Doug Turnbull is a Search Relevancy Expert at OpenSource Connections. A frequent blogger and speaker, Doug enjoys the intersection of usability and systems programming. That's exactly what he finds in search — low-level code that directly impacts user's lives. In his search work, Doug bridges the gap between content experts and technologists. To help bridge the gap, Doug created [Quepid](quepid.io) a search relevancy collaboration canvas used extensively in OpenSource Connection's search work.
Hadoop is about more than MapReduce these days. How can you use new languages like Clojure, F#, Pig and HQL to get the best out of huge amounts of data? How can you use massive clusters of CPUs to make realtime apps with new frameworks like YARN and Tez that make Hadoop 2.0? By the end of this session you'll know how.
Simon Elliston Ball is a head of the Big Data team at Red Gate, focusing on researching and building tools to interact with Big Data platforms. Previously he has worked in the data intensive worlds of hedge funds and financial trading, ERP and e-Commerce, as well as designing and running nationwide networks and websites. These days his head is in Big Data and visualisation.

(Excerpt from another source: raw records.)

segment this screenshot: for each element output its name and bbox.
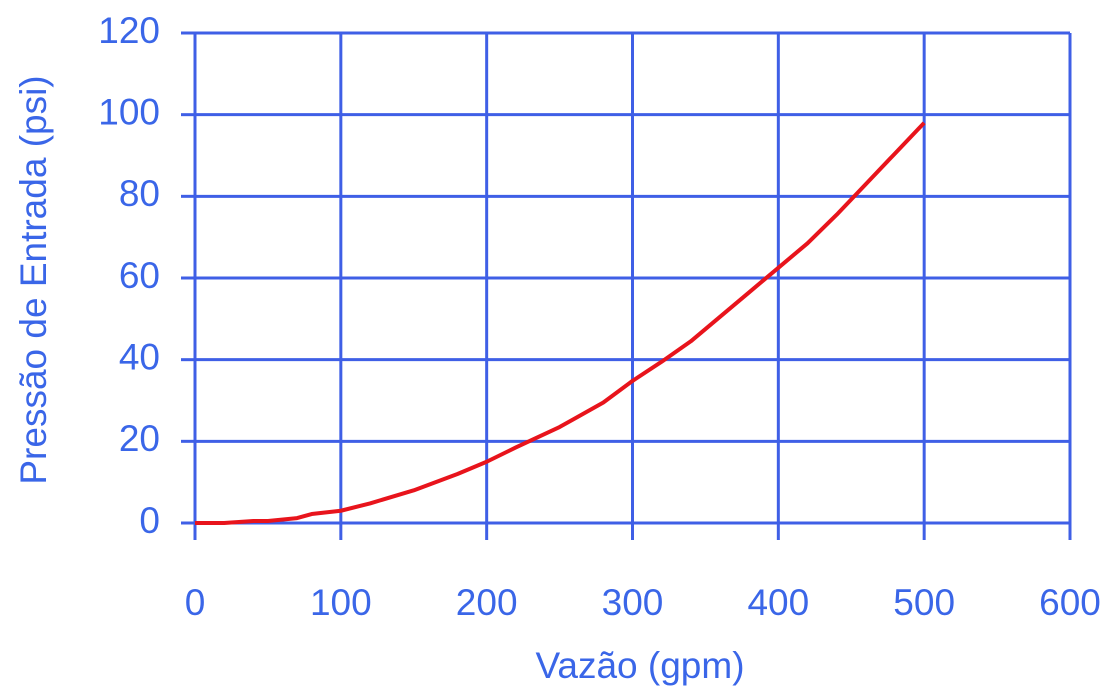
y-tick-label: 100 — [98, 91, 160, 132]
x-tick-label: 400 — [747, 582, 809, 623]
y-tick-label: 120 — [98, 10, 160, 51]
x-tick-label: 200 — [456, 582, 518, 623]
x-tick-label: 0 — [185, 582, 206, 623]
y-tick-label: 40 — [119, 336, 160, 377]
y-tick-label: 80 — [119, 173, 160, 214]
y-tick-label: 0 — [139, 500, 160, 541]
x-axis-label: Vazão (gpm) — [535, 645, 744, 686]
y-axis-label: Pressão de Entrada (psi) — [13, 75, 54, 484]
x-tick-label: 300 — [602, 582, 664, 623]
y-tick-label: 20 — [119, 418, 160, 459]
x-tick-label: 600 — [1039, 582, 1101, 623]
x-tick-label: 500 — [893, 582, 955, 623]
y-tick-label: 60 — [119, 255, 160, 296]
x-tick-label: 100 — [310, 582, 372, 623]
data-line — [195, 121, 926, 525]
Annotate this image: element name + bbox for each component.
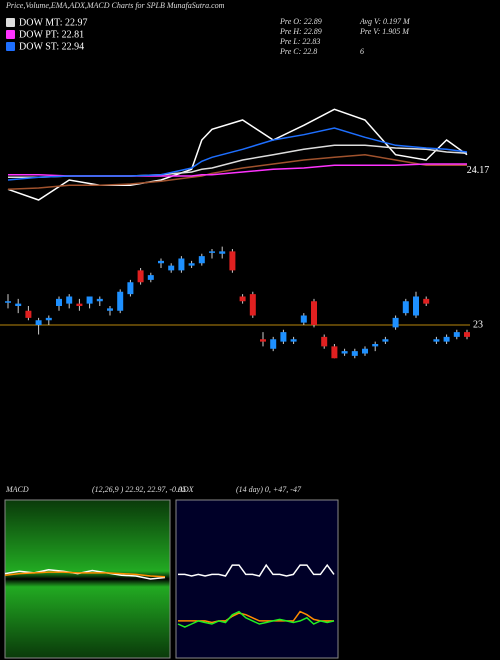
candle-body — [127, 282, 134, 295]
candle-body — [178, 258, 185, 271]
candle-body — [443, 336, 450, 342]
series-line — [7, 108, 468, 201]
candle-body — [413, 296, 419, 316]
candle-body — [219, 251, 226, 254]
candle-body — [117, 291, 124, 311]
candle-body — [45, 317, 52, 321]
candle-body — [25, 310, 32, 318]
candle-body — [300, 315, 307, 323]
page-title: Price,Volume,EMA,ADX,MACD Charts for SPL… — [5, 1, 225, 10]
info: 6 — [360, 47, 364, 56]
candle-body — [453, 332, 460, 337]
info: Pre C: 22.8 — [279, 47, 317, 56]
series-line — [4, 571, 166, 578]
candle-body — [372, 344, 379, 347]
candle-body — [158, 260, 164, 264]
candle-body — [239, 296, 246, 302]
series-line — [178, 563, 335, 577]
candle-body — [229, 251, 236, 271]
candle-body — [270, 339, 277, 349]
candle-body — [341, 351, 348, 354]
candle-body — [66, 296, 73, 304]
candle-body — [249, 294, 256, 316]
adx-subtitle: (14 day) 0, +47, -47 — [236, 485, 302, 494]
candle-body — [392, 317, 399, 328]
series-line — [178, 610, 334, 624]
legend-swatch — [6, 42, 15, 51]
info: Avg V: 0.197 M — [359, 17, 411, 26]
candle-body — [433, 339, 440, 342]
candle-body — [76, 303, 83, 306]
series-line — [177, 610, 335, 628]
y-tick-label: 24.17 — [467, 165, 490, 176]
candle-body — [362, 348, 368, 354]
series-line — [7, 127, 468, 181]
candle-body — [321, 336, 328, 347]
legend-swatch — [6, 18, 15, 27]
macd-subtitle: (12,26,9 ) 22.92, 22.97, -0.05 — [92, 485, 186, 494]
candle-body — [107, 308, 113, 311]
candle-body — [280, 332, 287, 342]
candle-body — [382, 339, 389, 342]
macd-title: MACD — [5, 485, 29, 494]
candle-body — [423, 298, 430, 304]
y-tick-label: 23 — [473, 319, 483, 330]
candle-body — [96, 298, 103, 302]
info: Pre H: 22.89 — [279, 27, 322, 36]
candle-body — [209, 251, 215, 253]
candle-body — [260, 339, 266, 342]
legend-label: DOW PT: 22.81 — [19, 29, 84, 40]
candle-body — [198, 256, 205, 264]
candle-body — [56, 298, 62, 306]
info: Pre L: 22.83 — [279, 37, 320, 46]
legend-label: DOW ST: 22.94 — [19, 41, 84, 52]
candle-body — [86, 296, 93, 304]
candle-body — [351, 351, 358, 356]
candle-body — [5, 301, 11, 303]
candle-body — [188, 263, 195, 266]
candle-body — [464, 332, 470, 337]
candle-body — [15, 303, 22, 306]
candle-body — [311, 301, 317, 325]
macd-panel — [4, 499, 171, 659]
candle-body — [290, 339, 297, 342]
candle-body — [35, 320, 42, 325]
candle-body — [137, 270, 144, 283]
adx-title: ADX — [177, 485, 195, 494]
legend-swatch — [6, 30, 15, 39]
candle-body — [147, 275, 154, 280]
legend-label: DOW MT: 22.97 — [19, 17, 87, 28]
candle-body — [168, 265, 175, 271]
adx-panel — [175, 499, 339, 659]
candle-body — [331, 346, 338, 359]
info: Pre V: 1.905 M — [359, 27, 410, 36]
series-line — [8, 163, 467, 177]
candle-body — [402, 301, 409, 314]
info: Pre O: 22.89 — [279, 17, 322, 26]
series-line — [7, 153, 467, 191]
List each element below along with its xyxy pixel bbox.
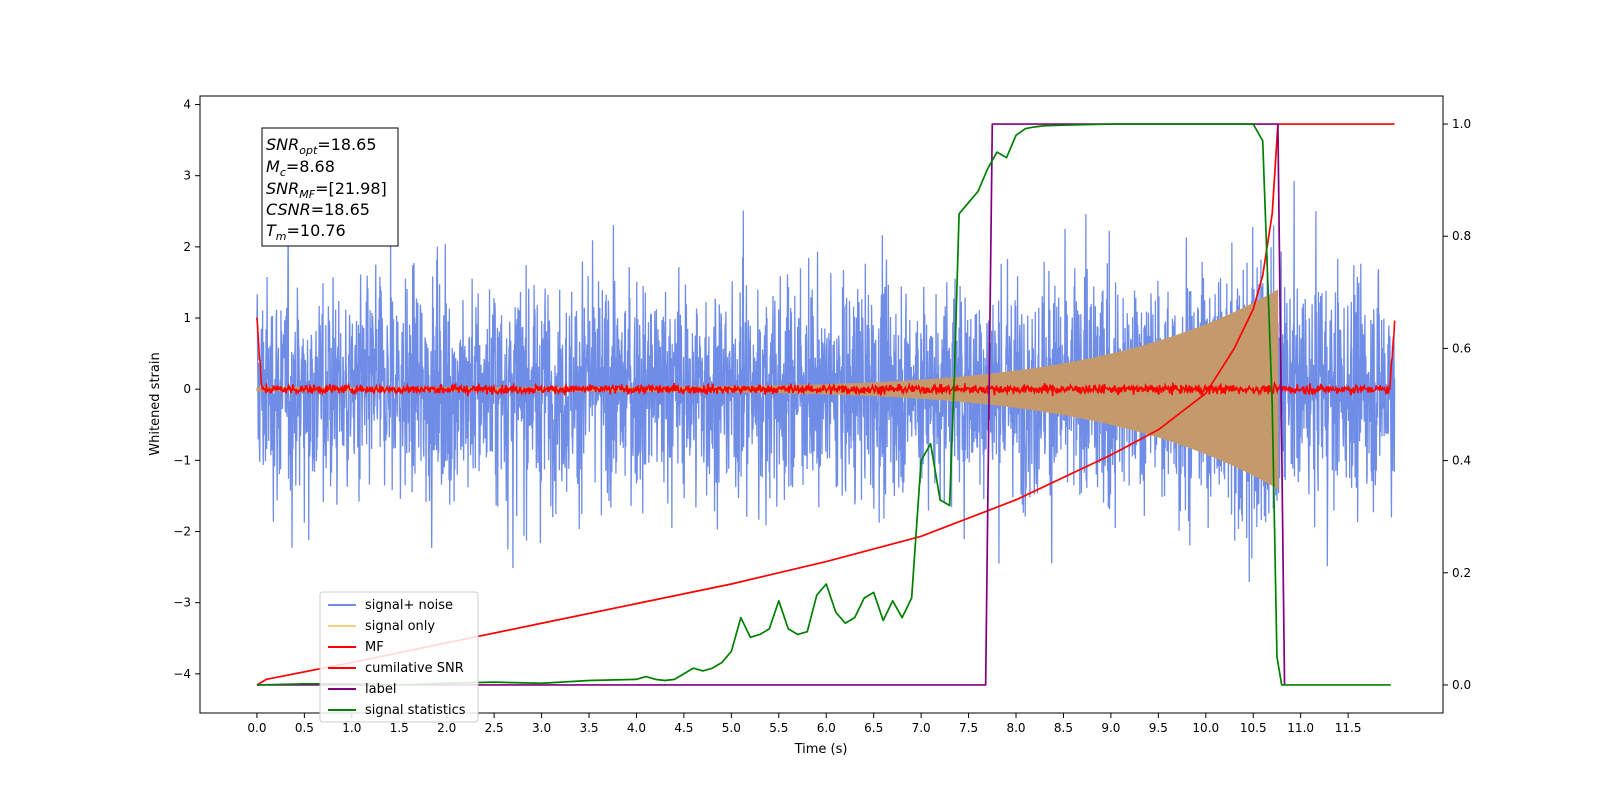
x-tick-label: 6.0 [817,721,836,735]
x-tick-label: 6.5 [864,721,883,735]
x-tick-label: 9.0 [1101,721,1120,735]
x-axis: 0.0 0.5 1.0 1.5 2.0 2.5 3.0 3.5 4.0 4.5 5.0 5.5 6.0 6… [247,713,1361,735]
x-tick-label: 8.5 [1054,721,1073,735]
x-tick-label: 0.0 [247,721,266,735]
y-tick-label: −2 [173,525,191,539]
x-tick-label: 5.5 [769,721,788,735]
legend-entry: signal statistics [365,703,466,718]
x-tick-label: 7.5 [959,721,978,735]
y-tick-label: 2 [183,240,191,254]
x-axis-label: Time (s) [794,742,848,757]
x-tick-label: 11.5 [1335,721,1362,735]
x-tick-label: 10.0 [1192,721,1219,735]
legend-entry: label [365,682,396,697]
y-tick-label: −1 [173,453,191,467]
legend-entry: MF [365,640,384,655]
y-axis-right: 0.0 0.2 0.4 0.6 0.8 1.0 [1443,117,1471,692]
x-tick-label: 1.0 [342,721,361,735]
x-tick-label: 4.0 [627,721,646,735]
x-tick-label: 8.0 [1006,721,1025,735]
legend-frame [319,591,479,723]
series-mf [256,317,1396,397]
annotation-csnr: CSNR=18.65 [266,200,370,219]
y2-tick-label: 0.6 [1452,341,1471,355]
y-tick-label: 1 [183,311,191,325]
x-tick-label: 3.0 [532,721,551,735]
annotation-box: SNRopt=18.65 Mc=8.68 SNRMF=[21.98] CSNR=… [261,127,399,247]
x-tick-label: 2.5 [485,721,504,735]
legend-entry: signal+ noise [365,598,453,613]
y-axis-label: Whitened strain [148,352,163,455]
plot-frame [199,95,1444,714]
x-tick-label: 2.0 [437,721,456,735]
y2-tick-label: 0.8 [1452,229,1471,243]
x-tick-label: 3.5 [579,721,598,735]
series-signal-only [256,289,1279,489]
x-tick-label: 4.5 [674,721,693,735]
x-tick-label: 11.0 [1287,721,1314,735]
y-tick-label: 0 [183,382,191,396]
y-axis-left: −4 −3 −2 −1 0 1 2 3 4 [173,98,200,681]
annotation-tm: Tm=10.76 [266,221,346,243]
x-tick-label: 9.5 [1149,721,1168,735]
y2-tick-label: 1.0 [1452,117,1471,131]
x-tick-label: 5.0 [722,721,741,735]
legend-entry: signal only [365,619,435,634]
annotation-frame [261,127,399,247]
x-tick-label: 1.5 [390,721,409,735]
y2-tick-label: 0.2 [1452,566,1471,580]
series-label [256,123,1286,686]
x-tick-label: 7.0 [912,721,931,735]
annotation-snr-mf: SNRMF=[21.98] [266,179,387,201]
legend-entry: cumilative SNR [365,661,464,676]
series-signal-statistics [256,123,1391,686]
y-tick-label: −3 [173,596,191,610]
y2-tick-label: 0.0 [1452,678,1471,692]
legend: signal+ noise signal only MF cumilative SNR… [319,591,479,723]
annotation-snr-opt: SNRopt=18.65 [266,135,377,157]
y2-tick-label: 0.4 [1452,454,1471,468]
y-tick-label: 4 [183,98,191,112]
y-tick-label: 3 [183,169,191,183]
x-tick-label: 10.5 [1240,721,1267,735]
x-tick-label: 0.5 [295,721,314,735]
annotation-mc: Mc=8.68 [266,157,335,179]
y-tick-label: −4 [173,667,191,681]
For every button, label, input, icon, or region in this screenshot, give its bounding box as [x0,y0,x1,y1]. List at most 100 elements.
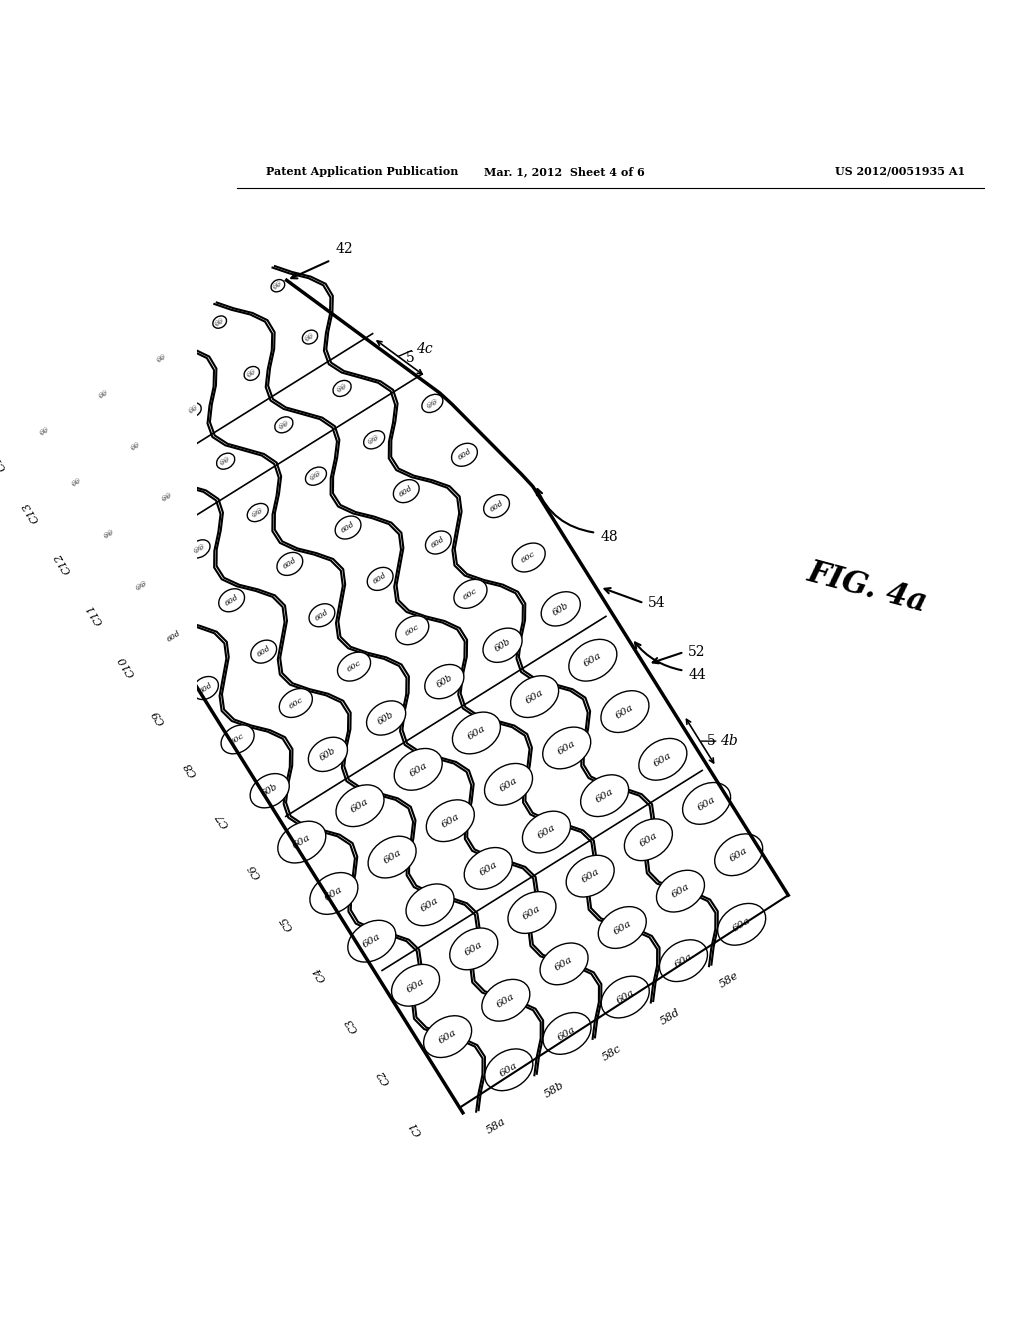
Text: @@: @@ [304,333,315,342]
Ellipse shape [483,495,510,517]
Ellipse shape [483,628,522,663]
Text: 60a: 60a [420,896,440,913]
Ellipse shape [464,847,512,890]
Text: 60a: 60a [324,884,344,903]
Text: @@: @@ [214,317,225,327]
Text: @@: @@ [40,426,50,436]
Ellipse shape [70,475,85,490]
Ellipse shape [511,676,559,718]
Ellipse shape [274,417,293,433]
Ellipse shape [250,774,289,808]
Ellipse shape [309,603,335,627]
Text: C12: C12 [52,550,73,576]
Ellipse shape [247,503,268,521]
Ellipse shape [251,640,276,663]
Ellipse shape [452,444,477,466]
Text: C1: C1 [408,1119,424,1138]
Text: 58e: 58e [717,970,740,990]
Ellipse shape [38,425,52,437]
Text: 60a: 60a [614,702,636,721]
Ellipse shape [276,552,303,576]
Text: 60c: 60c [229,731,247,747]
Text: 60c: 60c [345,659,362,675]
Ellipse shape [422,395,442,413]
Ellipse shape [96,388,111,401]
Text: C3: C3 [343,1016,359,1035]
Ellipse shape [278,821,326,863]
Text: 60a: 60a [521,904,543,921]
Text: @@: @@ [188,405,199,414]
Ellipse shape [217,453,234,469]
Ellipse shape [391,965,439,1006]
Ellipse shape [715,834,763,875]
Ellipse shape [161,626,186,648]
Text: @@: @@ [336,383,348,393]
Ellipse shape [508,891,556,933]
Text: 4c: 4c [416,342,432,356]
Text: @@: @@ [278,420,290,430]
Text: 60d: 60d [282,557,298,572]
Text: 60a: 60a [670,882,691,900]
Ellipse shape [406,884,454,925]
Ellipse shape [543,1012,591,1055]
Ellipse shape [271,280,285,292]
Ellipse shape [540,942,588,985]
Text: C14: C14 [0,447,9,473]
Text: 5: 5 [707,734,715,748]
Text: 60b: 60b [493,636,512,653]
Text: 54: 54 [648,597,666,610]
Text: C9: C9 [151,708,167,726]
Text: 60d: 60d [255,644,272,659]
Text: 60a: 60a [404,977,426,994]
Ellipse shape [310,873,358,915]
Text: C4: C4 [311,965,328,983]
Text: @@: @@ [72,478,83,487]
Ellipse shape [581,775,629,817]
Text: 60a: 60a [638,830,659,849]
Text: 60a: 60a [463,940,484,958]
Ellipse shape [543,727,591,768]
Ellipse shape [718,903,766,945]
Text: @@: @@ [130,441,141,451]
Text: 60a: 60a [498,775,519,793]
Text: 60a: 60a [583,651,603,669]
Text: 60c: 60c [520,550,538,565]
Ellipse shape [308,738,347,771]
Ellipse shape [395,616,429,644]
Ellipse shape [368,568,393,590]
Text: 60a: 60a [652,750,674,768]
Text: C2: C2 [375,1068,392,1086]
Ellipse shape [302,330,317,345]
Text: 58b: 58b [543,1080,565,1100]
Text: 48: 48 [600,529,617,544]
Text: US 2012/0051935 A1: US 2012/0051935 A1 [835,166,965,177]
Ellipse shape [659,940,708,982]
Ellipse shape [333,380,351,396]
Ellipse shape [280,689,312,718]
Text: 60d: 60d [488,499,505,513]
Ellipse shape [159,490,176,506]
Text: 60b: 60b [434,673,454,690]
Ellipse shape [683,783,730,824]
Ellipse shape [221,725,254,754]
Text: @@: @@ [219,455,231,466]
Text: 60c: 60c [462,586,479,602]
Ellipse shape [393,479,419,503]
Ellipse shape [450,928,498,970]
Text: 5: 5 [407,351,415,364]
Text: 52: 52 [688,645,706,659]
Text: @@: @@ [272,281,284,290]
Text: @@: @@ [156,354,167,363]
Ellipse shape [426,800,474,842]
Ellipse shape [522,812,570,853]
Text: 60a: 60a [466,725,487,742]
Ellipse shape [338,652,371,681]
Text: 58c: 58c [601,1043,624,1063]
Text: 60a: 60a [382,849,402,866]
Ellipse shape [394,748,442,791]
Text: 60d: 60d [313,609,331,623]
Text: C7: C7 [215,810,231,829]
Ellipse shape [193,677,218,700]
Text: 60a: 60a [696,795,717,812]
Text: 58a: 58a [484,1115,507,1135]
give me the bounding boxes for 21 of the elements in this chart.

In the course of those roles, he’s designed and built several organisation-wide data and networking infrastructures, headed up research and development teams, and designed (and implemented) numerous digital products and high-traffic transactional websites.
For a change of technical pace, he writes and produces screencasts on front-end web technologies such as ExtJS, and is an avid NodeJS programmer. In the past he has also edited novels, written screenplays, developed web sites and built a photography business.